Le 15 décembre, la Réserve fédérale a relevé ses taux directeurs d’un quart de point, tandis que les taux souverains américains ont commencé à remonter depuis l’été, entraînant dans leur sillage les taux français, allemands et italiens. Le cycle de baisse des taux observée depuis plus d’une décennie touche à sa fin. C’est plutôt une bonne nouvelle car ils étaient tombés trop bas, jugent la plupart des économistes. A condition du moins que la hausse ne s’emballe pas : « En Europe, elle pourrait coûter cher aux Etats les plus fragiles, en particulier l’Italie et le Portugal », prévient Gilles Moëc, chez Bank of America ML.

Pour l’éviter, la BCE a décidé en décembre de prolonger ses rachats de dettes publiques (80 milliards d’euros mensuels) jusqu’à la fin 2017. Mais cela pourrait ne pas suffire : l’outil monétaire n’est plus aussi efficace qu’avant, et la BCE est désormais à court de cartouches. En outre, la remontée des taux américains, qui attire les capitaux vers les Etats-Unis, pourrait fragiliser les pays émergents et, par extension, l’économie mondiale. Seule consolation, si l’on peut dire : la baisse de l’euro face au dollar pourrait se poursuivre, au profit des exportations européennes…

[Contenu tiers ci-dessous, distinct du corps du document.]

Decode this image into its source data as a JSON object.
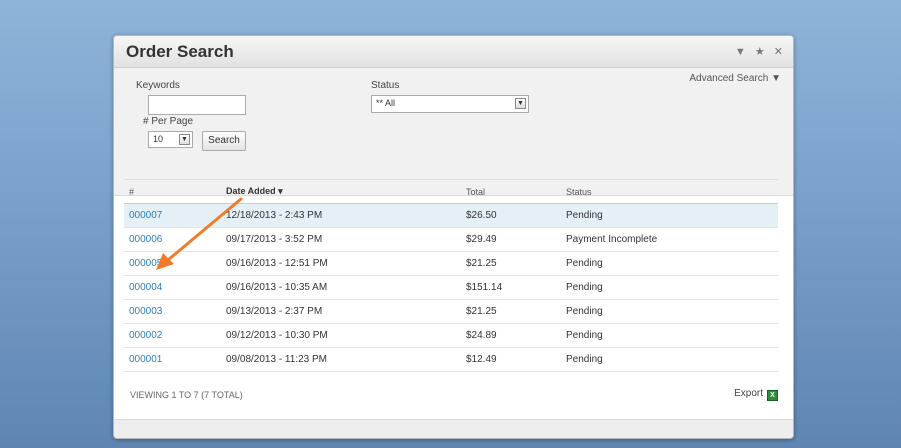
{
  "panel": {
    "title": "Order Search",
    "controls": [
      "▼",
      "★",
      "✕"
    ]
  },
  "filters": {
    "keywords_label": "Keywords",
    "keywords_value": "",
    "status_label": "Status",
    "status_selected": "** All",
    "per_page_label": "# Per Page",
    "per_page_selected": "10",
    "search_button": "Search",
    "advanced_search": "Advanced Search ▼"
  },
  "table": {
    "columns": [
      "#",
      "Date Added ▾",
      "Total",
      "Status"
    ],
    "rows": [
      {
        "id": "000007",
        "date": "12/18/2013 - 2:43 PM",
        "total": "$26.50",
        "status": "Pending"
      },
      {
        "id": "000006",
        "date": "09/17/2013 - 3:52 PM",
        "total": "$29.49",
        "status": "Payment Incomplete"
      },
      {
        "id": "000005",
        "date": "09/16/2013 - 12:51 PM",
        "total": "$21.25",
        "status": "Pending"
      },
      {
        "id": "000004",
        "date": "09/16/2013 - 10:35 AM",
        "total": "$151.14",
        "status": "Pending"
      },
      {
        "id": "000003",
        "date": "09/13/2013 - 2:37 PM",
        "total": "$21.25",
        "status": "Pending"
      },
      {
        "id": "000002",
        "date": "09/12/2013 - 10:30 PM",
        "total": "$24.89",
        "status": "Pending"
      },
      {
        "id": "000001",
        "date": "09/08/2013 - 11:23 PM",
        "total": "$12.49",
        "status": "Pending"
      }
    ]
  },
  "footer": {
    "viewing": "VIEWING 1 TO 7 (7 TOTAL)",
    "export": "Export",
    "export_icon": "excel-icon"
  },
  "annotation": {
    "arrow_color": "#f07d2e"
  }
}
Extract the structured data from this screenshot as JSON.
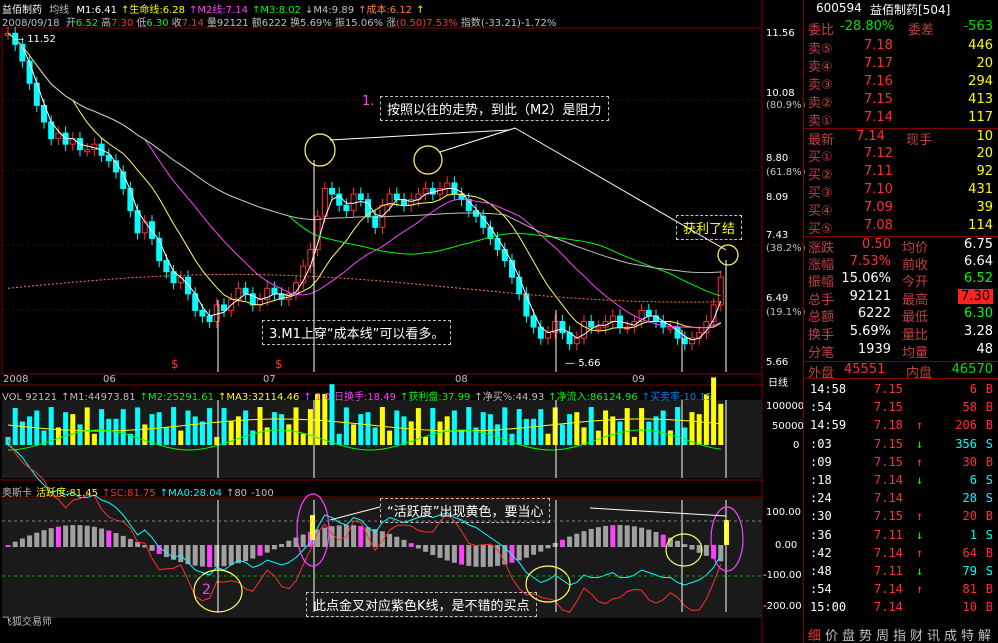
{
  "header": {
    "title": "益佰制药",
    "mode": "均线",
    "ma_items": [
      {
        "text": "M1:6.41",
        "color": "#ffffff"
      },
      {
        "text": "↑生命线:6.28",
        "color": "#ffff00"
      },
      {
        "text": "↑M2线:7.14",
        "color": "#ff40ff"
      },
      {
        "text": "↑M3:8.02",
        "color": "#00ff00"
      },
      {
        "text": "↓M4:9.89",
        "color": "#c0c0c0"
      },
      {
        "text": "↑成本:6.12",
        "color": "#ff8040"
      },
      {
        "text": "↑",
        "color": "#ffff00"
      }
    ],
    "date": "2008/09/18",
    "quote_items": [
      {
        "label": "开",
        "value": "6.52",
        "color": "#00ff00"
      },
      {
        "label": "高",
        "value": "7.30",
        "color": "#ff3030"
      },
      {
        "label": "低",
        "value": "6.30",
        "color": "#00ff00"
      },
      {
        "label": "收",
        "value": "7.14",
        "color": "#ff3030"
      },
      {
        "label": "量",
        "value": "92121",
        "color": "#c0c0c0"
      },
      {
        "label": "额",
        "value": "6222",
        "color": "#c0c0c0"
      },
      {
        "label": "换",
        "value": "5.69%",
        "color": "#c0c0c0"
      },
      {
        "label": "振",
        "value": "15.06%",
        "color": "#c0c0c0"
      },
      {
        "label": "涨",
        "value": "(0.50)7.53%",
        "color": "#ff3030"
      },
      {
        "label": "指数",
        "value": "(-33.21)-1.72%",
        "color": "#c0c0c0"
      }
    ]
  },
  "price_axis": [
    "11.56",
    "10.08",
    "(80.9%)",
    "8.80",
    "(61.8%)",
    "8.09",
    "7.43",
    "(38.2%)",
    "6.49",
    "(19.1%)",
    "5.66"
  ],
  "price_markers": {
    "high": "11.52",
    "low": "5.66"
  },
  "date_axis": [
    "2008",
    "06",
    "07",
    "08",
    "09"
  ],
  "period_label": "日线",
  "annotations": {
    "note1_num": "1.",
    "note1": "按照以往的走势，到此（M2）是阻力",
    "note_profit": "获利了结",
    "note3": "3.M1上穿“成本线”可以看多。",
    "note_active": "“活跃度”出现黄色，要当心",
    "note2_num": "2",
    "note_buy": "此点金叉对应紫色K线，是不错的买点"
  },
  "vol_header": [
    {
      "text": "VOL 92121",
      "color": "#c0c0c0"
    },
    {
      "text": "↑M1:44973.81",
      "color": "#c0c0c0"
    },
    {
      "text": "↑M2:25291.61",
      "color": "#00ff00"
    },
    {
      "text": "↑MA3:32114.46",
      "color": "#ffff00"
    },
    {
      "text": "↑ 1 0 日换手:18.49",
      "color": "#ff40ff"
    },
    {
      "text": "↑获利盘:37.99",
      "color": "#00ff00"
    },
    {
      "text": "↑净买%:44.93",
      "color": "#c0c0c0"
    },
    {
      "text": "↑净流入:86124.96",
      "color": "#00ff00"
    },
    {
      "text": "↑买卖率:10.15",
      "color": "#0080ff"
    }
  ],
  "vol_axis": [
    "100000",
    "50000",
    "0"
  ],
  "osc_header": [
    {
      "text": "奥斯卡",
      "color": "#c0c0c0"
    },
    {
      "text": "活跃度:81.45",
      "color": "#ffff00"
    },
    {
      "text": "↑SC:81.75",
      "color": "#ff3030"
    },
    {
      "text": "↑MA0:28.04",
      "color": "#00ffff"
    },
    {
      "text": "↑80",
      "color": "#c0c0c0"
    },
    {
      "text": "-100",
      "color": "#c0c0c0"
    }
  ],
  "osc_axis": [
    "100.00",
    "0.00",
    "-100.00",
    "-200.00"
  ],
  "watermark": "飞狐交易师",
  "panel": {
    "code": "600594",
    "name": "益佰制药[504]",
    "weibi_label": "委比",
    "weibi_value": "-28.80%",
    "weicha_label": "委差",
    "weicha_value": "-563",
    "asks": [
      {
        "label": "卖⑤",
        "price": "7.18",
        "vol": "446"
      },
      {
        "label": "卖④",
        "price": "7.17",
        "vol": "20"
      },
      {
        "label": "卖③",
        "price": "7.16",
        "vol": "294"
      },
      {
        "label": "卖②",
        "price": "7.15",
        "vol": "413"
      },
      {
        "label": "卖①",
        "price": "7.14",
        "vol": "117"
      }
    ],
    "latest": {
      "label": "最新",
      "price": "7.14",
      "label2": "现手",
      "vol": "10"
    },
    "bids": [
      {
        "label": "买①",
        "price": "7.12",
        "vol": "20"
      },
      {
        "label": "买②",
        "price": "7.11",
        "vol": "92"
      },
      {
        "label": "买③",
        "price": "7.10",
        "vol": "431"
      },
      {
        "label": "买④",
        "price": "7.09",
        "vol": "39"
      },
      {
        "label": "买⑤",
        "price": "7.08",
        "vol": "114"
      }
    ],
    "stats": [
      {
        "l1": "涨跌",
        "v1": "0.50",
        "c1": "#ff3030",
        "l2": "均价",
        "v2": "6.75",
        "c2": "#ffffff"
      },
      {
        "l1": "涨幅",
        "v1": "7.53%",
        "c1": "#ff3030",
        "l2": "前收",
        "v2": "6.64",
        "c2": "#ffffff"
      },
      {
        "l1": "振幅",
        "v1": "15.06%",
        "c1": "#ffffff",
        "l2": "今开",
        "v2": "6.52",
        "c2": "#00ff00"
      },
      {
        "l1": "总手",
        "v1": "92121",
        "c1": "#ffffff",
        "l2": "最高",
        "v2": "7.30",
        "c2": "#ffffff"
      },
      {
        "l1": "总额",
        "v1": "6222",
        "c1": "#ffffff",
        "l2": "最低",
        "v2": "6.30",
        "c2": "#00ff00"
      },
      {
        "l1": "换手",
        "v1": "5.69%",
        "c1": "#ffffff",
        "l2": "量比",
        "v2": "3.28",
        "c2": "#ffffff"
      },
      {
        "l1": "分笔",
        "v1": "1939",
        "c1": "#ffffff",
        "l2": "均量",
        "v2": "48",
        "c2": "#ffffff"
      }
    ],
    "waipan_label": "外盘",
    "waipan_value": "45551",
    "neipan_label": "内盘",
    "neipan_value": "46570",
    "ticks": [
      {
        "time": "14:58",
        "price": "7.15",
        "arrow": "",
        "vol": "6",
        "side": "B"
      },
      {
        "time": ":54",
        "price": "7.15",
        "arrow": "",
        "vol": "58",
        "side": "B"
      },
      {
        "time": "14:59",
        "price": "7.18",
        "arrow": "↑",
        "vol": "206",
        "side": "B"
      },
      {
        "time": ":03",
        "price": "7.15",
        "arrow": "↓",
        "vol": "356",
        "side": "S"
      },
      {
        "time": ":09",
        "price": "7.15",
        "arrow": "↑",
        "vol": "30",
        "side": "B"
      },
      {
        "time": ":18",
        "price": "7.14",
        "arrow": "↓",
        "vol": "6",
        "side": "S"
      },
      {
        "time": ":24",
        "price": "7.14",
        "arrow": "",
        "vol": "28",
        "side": "S"
      },
      {
        "time": ":30",
        "price": "7.15",
        "arrow": "↑",
        "vol": "20",
        "side": "B"
      },
      {
        "time": ":36",
        "price": "7.11",
        "arrow": "↓",
        "vol": "1",
        "side": "S"
      },
      {
        "time": ":42",
        "price": "7.14",
        "arrow": "↑",
        "vol": "64",
        "side": "B"
      },
      {
        "time": ":48",
        "price": "7.11",
        "arrow": "↓",
        "vol": "79",
        "side": "S"
      },
      {
        "time": ":54",
        "price": "7.14",
        "arrow": "↑",
        "vol": "81",
        "side": "B"
      },
      {
        "time": "15:00",
        "price": "7.14",
        "arrow": "",
        "vol": "10",
        "side": "B"
      }
    ],
    "bottom_tabs": [
      "细",
      "价",
      "盘",
      "势",
      "周",
      "指",
      "财",
      "讯",
      "成",
      "特",
      "解"
    ]
  }
}
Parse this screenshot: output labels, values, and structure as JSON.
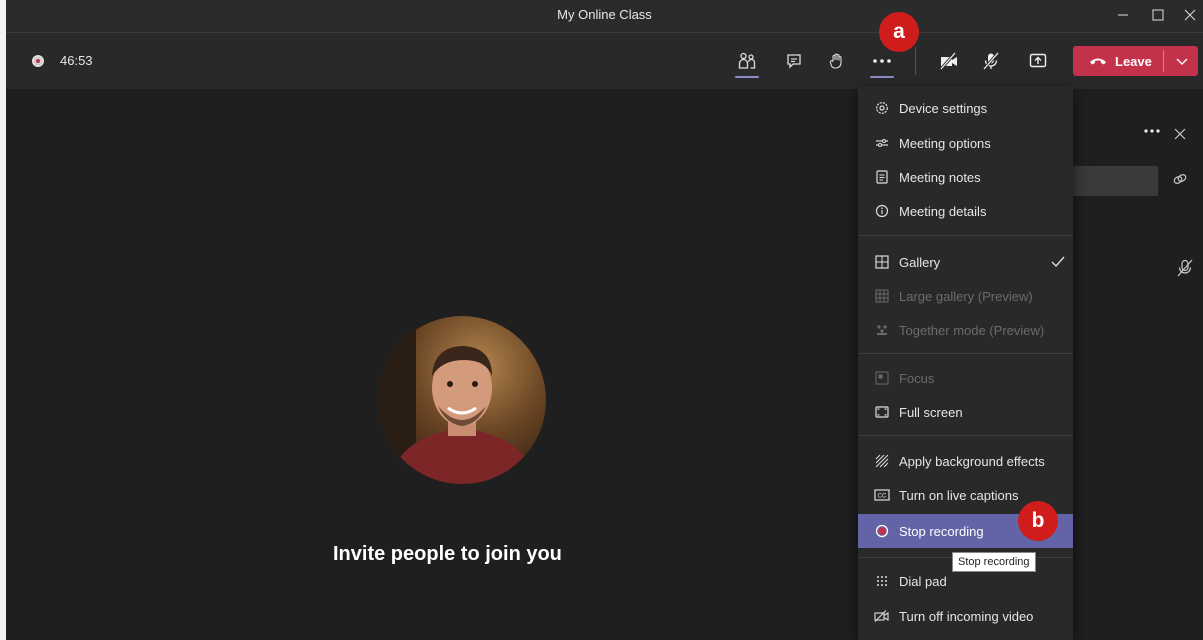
{
  "window": {
    "title": "My Online Class"
  },
  "toolbar": {
    "timer": "46:53",
    "leave_label": "Leave"
  },
  "stage": {
    "invite_text": "Invite people to join you"
  },
  "menu": {
    "items": [
      {
        "label": "Device settings",
        "icon": "gear-icon"
      },
      {
        "label": "Meeting options",
        "icon": "sliders-icon"
      },
      {
        "label": "Meeting notes",
        "icon": "notes-icon"
      },
      {
        "label": "Meeting details",
        "icon": "info-icon"
      },
      {
        "label": "Gallery",
        "icon": "grid-icon",
        "checked": true
      },
      {
        "label": "Large gallery (Preview)",
        "icon": "large-grid-icon",
        "disabled": true
      },
      {
        "label": "Together mode (Preview)",
        "icon": "people-group-icon",
        "disabled": true
      },
      {
        "label": "Focus",
        "icon": "focus-icon",
        "disabled": true
      },
      {
        "label": "Full screen",
        "icon": "fullscreen-icon"
      },
      {
        "label": "Apply background effects",
        "icon": "background-effects-icon"
      },
      {
        "label": "Turn on live captions",
        "icon": "cc-icon"
      },
      {
        "label": "Stop recording",
        "icon": "record-icon",
        "active": true
      },
      {
        "label": "Dial pad",
        "icon": "dialpad-icon"
      },
      {
        "label": "Turn off incoming video",
        "icon": "video-off-icon"
      }
    ]
  },
  "tooltip": {
    "text": "Stop recording"
  },
  "annotations": {
    "a": "a",
    "b": "b"
  },
  "colors": {
    "accent": "#6264a7",
    "leave": "#c4314b",
    "badge": "#d11c1c"
  }
}
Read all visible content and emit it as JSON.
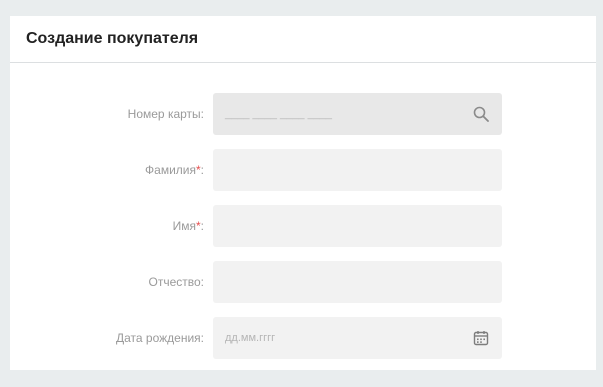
{
  "title": "Создание покупателя",
  "fields": [
    {
      "label": "Номер карты:",
      "placeholder": "____ ____ ____ ____",
      "required": false,
      "icon": "search-icon"
    },
    {
      "label": "Фамилия",
      "suffix": ":",
      "required": true,
      "placeholder": ""
    },
    {
      "label": "Имя",
      "suffix": ":",
      "required": true,
      "placeholder": ""
    },
    {
      "label": "Отчество:",
      "required": false,
      "placeholder": ""
    },
    {
      "label": "Дата рождения:",
      "placeholder": "дд.мм.гггг",
      "required": false,
      "icon": "calendar-icon"
    }
  ],
  "required_mark": "*",
  "colors": {
    "background": "#e9edee",
    "card": "#ffffff",
    "input": "#f2f2f2",
    "label": "#9a9a9a",
    "required": "#e54d4d"
  }
}
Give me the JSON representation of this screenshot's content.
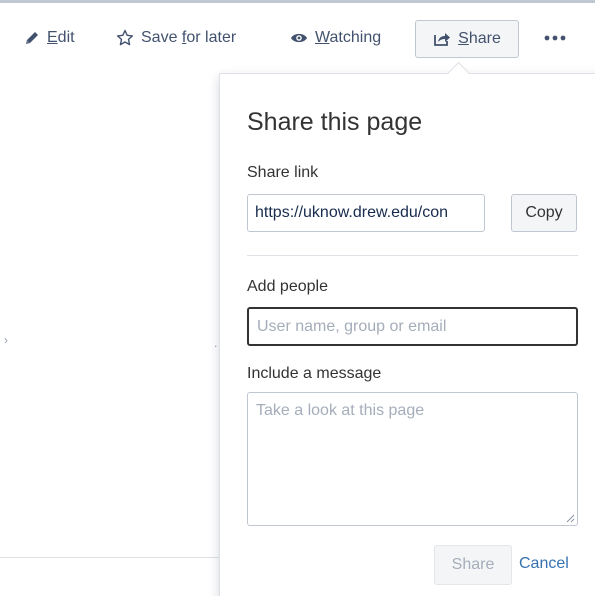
{
  "toolbar": {
    "edit": {
      "before": "",
      "under": "E",
      "after": "dit",
      "icon": "pencil-icon"
    },
    "save": {
      "before": "Save ",
      "under": "f",
      "after": "or later",
      "icon": "star-icon"
    },
    "watch": {
      "before": "",
      "under": "W",
      "after": "atching",
      "icon": "eye-icon"
    },
    "share": {
      "before": "",
      "under": "S",
      "after": "hare",
      "icon": "share-icon"
    },
    "more": {
      "label": "•••",
      "icon": "more-icon"
    }
  },
  "content": {
    "left_mark": "›",
    "mid_mark": "."
  },
  "share_dialog": {
    "title": "Share this page",
    "share_link_label": "Share link",
    "share_link_value": "https://uknow.drew.edu/con",
    "copy_label": "Copy",
    "add_people_label": "Add people",
    "add_people_placeholder": "User name, group or email",
    "message_label": "Include a message",
    "message_placeholder": "Take a look at this page",
    "share_button_label": "Share",
    "cancel_label": "Cancel"
  },
  "colors": {
    "text": "#333333",
    "toolbar_text": "#42526e",
    "link": "#3572b0",
    "border": "#c1c7d0",
    "button_bg": "#f4f5f7",
    "placeholder": "#a5adba"
  }
}
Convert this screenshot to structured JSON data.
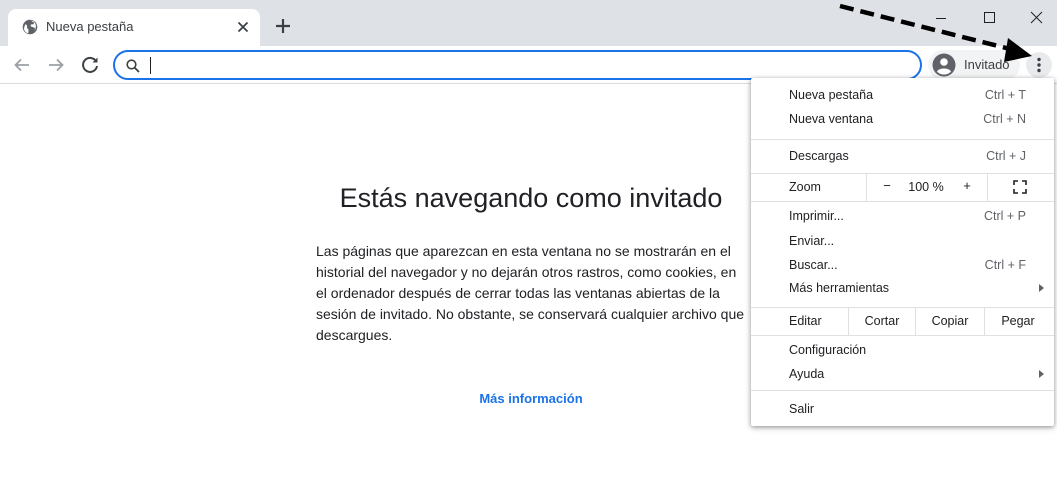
{
  "tab": {
    "title": "Nueva pestaña",
    "favicon": "globe-icon"
  },
  "window": {
    "buttons": [
      "minimize-icon",
      "maximize-icon",
      "close-icon"
    ]
  },
  "toolbar": {
    "omnibox_value": "",
    "omnibox_icon": "search-icon",
    "profile_label": "Invitado"
  },
  "page": {
    "heading": "Estás navegando como invitado",
    "body": "Las páginas que aparezcan en esta ventana no se mostrarán en el historial del navegador y no dejarán otros rastros, como cookies, en el ordenador después de cerrar todas las ventanas abiertas de la sesión de invitado. No obstante, se conservará cualquier archivo que descargues.",
    "link": "Más información"
  },
  "menu": {
    "new_tab": {
      "label": "Nueva pestaña",
      "shortcut": "Ctrl + T"
    },
    "new_window": {
      "label": "Nueva ventana",
      "shortcut": "Ctrl + N"
    },
    "downloads": {
      "label": "Descargas",
      "shortcut": "Ctrl + J"
    },
    "zoom": {
      "label": "Zoom",
      "minus": "−",
      "value": "100 %",
      "plus": "+"
    },
    "print": {
      "label": "Imprimir...",
      "shortcut": "Ctrl + P"
    },
    "cast": {
      "label": "Enviar..."
    },
    "find": {
      "label": "Buscar...",
      "shortcut": "Ctrl + F"
    },
    "more_tools": {
      "label": "Más herramientas"
    },
    "edit": {
      "label": "Editar",
      "cut": "Cortar",
      "copy": "Copiar",
      "paste": "Pegar"
    },
    "settings": {
      "label": "Configuración"
    },
    "help": {
      "label": "Ayuda"
    },
    "exit": {
      "label": "Salir"
    }
  },
  "colors": {
    "accent": "#1a73e8",
    "tabstrip": "#dee1e6",
    "text": "#202124"
  }
}
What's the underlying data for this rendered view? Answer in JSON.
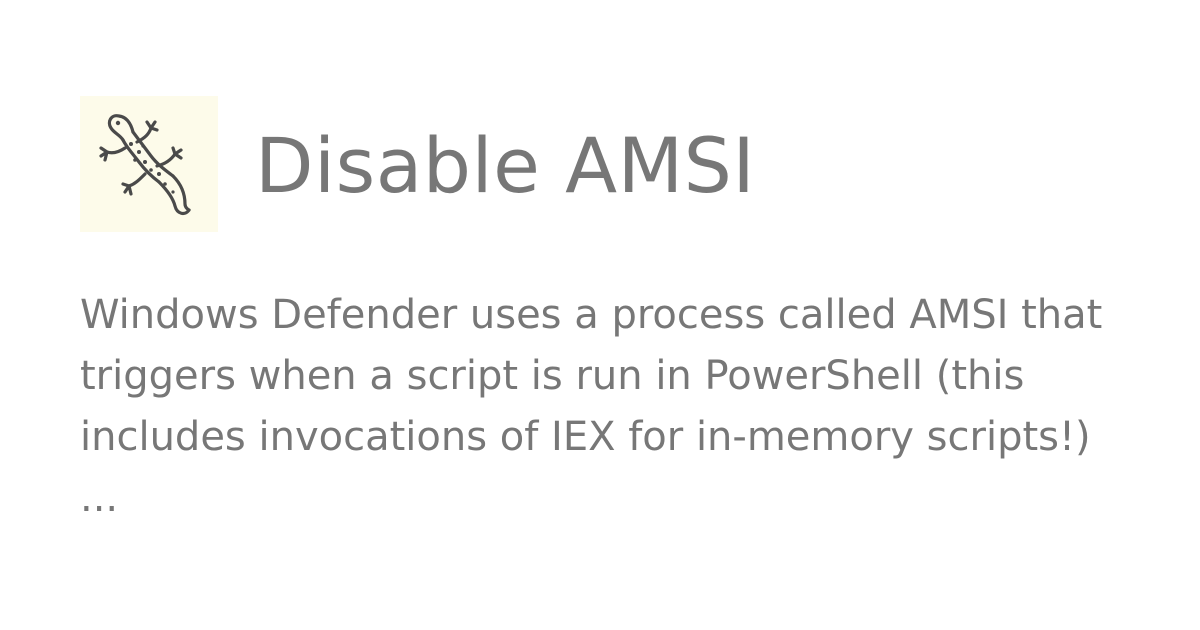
{
  "card": {
    "title": "Disable AMSI",
    "description": "Windows Defender uses a process called AMSI that triggers when a script is run in PowerShell (this includes invocations of IEX for in-memory scripts!) ...",
    "logo_icon": "gecko-icon"
  },
  "colors": {
    "text": "#777777",
    "logo_background": "#fdfbea",
    "logo_stroke": "#4a4a4a"
  }
}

  • Les banques italiennes continueront d’inquiéter

C’est désormais certain : l’Etat italien va intervenir pour renflouer Banca Monte dei Paschi di Siena, la quatrième banque du pays, qui inquiète les marchés depuis des mois. Pour ce, Rome a emprunté 20 milliards d’euros sur les marchés en décembre. Une somme qui pourrait également être utilisée pour aider d’autres établissements en difficulté, comme Banca Popolare di Vicenza, Veneto Banca ou Banca Carige.

Mais même après cela, le système bancaire italien, handicapé par 360 milliards d’euros de mauvaises dettes, restera fragile. « Le ménage n’a pas encore été fait dans les petites banques locales, très peu rentables », note Nicolas Véron, spécialiste du sujet au Peterson Institute, un think tank de Washington. Ces faiblesses ne risquent pas de déclencher une nouvelle crise financière majeure. En revanche, les banques en mauvaise forme ne distribuent plus de nouveau crédit aux entreprises cherchant à investir. Cela pèsera pendant des années sur la croissance de la troisième économie de la zone euro – et donc, de ses partenaires commerciaux.

  • Les discussions sur la dette grecque vont se poursuivre

Plus personne, en Europe, n’évoque la possibilité d’une sortie grecque de la zone euro, comme à l’été 2015. Pour autant, les discussions tendues entre Athènes et ses créanciers européens devraient se poursuivre tout au long de l’année à venir. Celles-ci achoppent toujours sur le même point : le Fonds monétaire international n’a toujours pas confirmé sa participation au troisième plan d’aide de 86 milliards d’euros accordé au pays à l’été 2015, et l’Allemagne refuse d’en faire plus pour alléger encore la dette publique hellène (180 % du PIB) à long terme.

Si rien ne bouge d’ici là, ce qui est probable, le risque d’un défaut de paiement partiel pourrait resurgir en juillet, lorsque la Grèce devra rembourser 3,9 milliards d’euros à la BCE. De quoi briser la fragile reprise observée depuis quelques mois.